Quindi, l’experience deve essere riconoscibile, e identificabile con il marchio; anche quando questo decide di evolversi, se prendiamo, per esempio, i discount: hanno ampliato la loro fascia di acquirenti, trasformando il loro concept da “ultima spiaggia” a “luogo dove si fanno affari”. Anche i negozi bio, da luoghi che, inizialmente, si ispiravano all’estrema semplicità, umili, spogli quasi per adepti, oggi sono diventati colorati, luminosi, verdi sì ma con allegria. Evolversi fa bene, ma attenzione a capire in quale direzione; sono dunque necessarie scelte mirate, in base al target che si ha e a quello cui si aspira, evoluzioni di senso quindi, non solo in base alle tendenze del momento, altrimenti si rischia confusione e omologazione.

Infine, le attività nel punto di vendita: sono necessarie? Certo garantiscono un’esperienza, ma devono esser ben dosate e, soprattutto, devono avere un fine riconducibile alla marca/insegna.

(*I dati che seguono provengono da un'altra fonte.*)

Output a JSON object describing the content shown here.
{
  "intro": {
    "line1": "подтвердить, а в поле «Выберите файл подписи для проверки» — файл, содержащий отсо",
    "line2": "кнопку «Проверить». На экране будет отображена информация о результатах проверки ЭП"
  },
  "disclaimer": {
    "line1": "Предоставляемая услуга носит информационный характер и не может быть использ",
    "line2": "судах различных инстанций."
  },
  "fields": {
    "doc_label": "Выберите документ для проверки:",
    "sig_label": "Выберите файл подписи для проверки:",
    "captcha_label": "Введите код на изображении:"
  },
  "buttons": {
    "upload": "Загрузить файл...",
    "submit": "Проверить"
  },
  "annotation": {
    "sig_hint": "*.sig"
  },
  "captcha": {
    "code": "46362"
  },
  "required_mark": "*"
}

Quindi benissimo la ristorazione se si inserisce in una “filiera” di consumo coerente, meno bene se si tratta di aprire un bar in un negozio di abbigliamento: non basta l’accoppiamento cibo e merchandise per trasformare una boutique in un luogo iconico. Pensiamo al mix di farmacie e supermercati, è stato fatto e non ha funzionato, perché? Perché dentro non c’era un’idea univoca ma due realtà ben distinte che hanno mantenuto la loro specificità, senza dar vita a una terza ma “appiccicandosi” l’una all’altra. Ecco, in sintesi, possiamo dire che il nuovo non può e non deve essere una collection di ciò che è trendy, ma l’emanazione di ciò che si è e che si vuole diventare.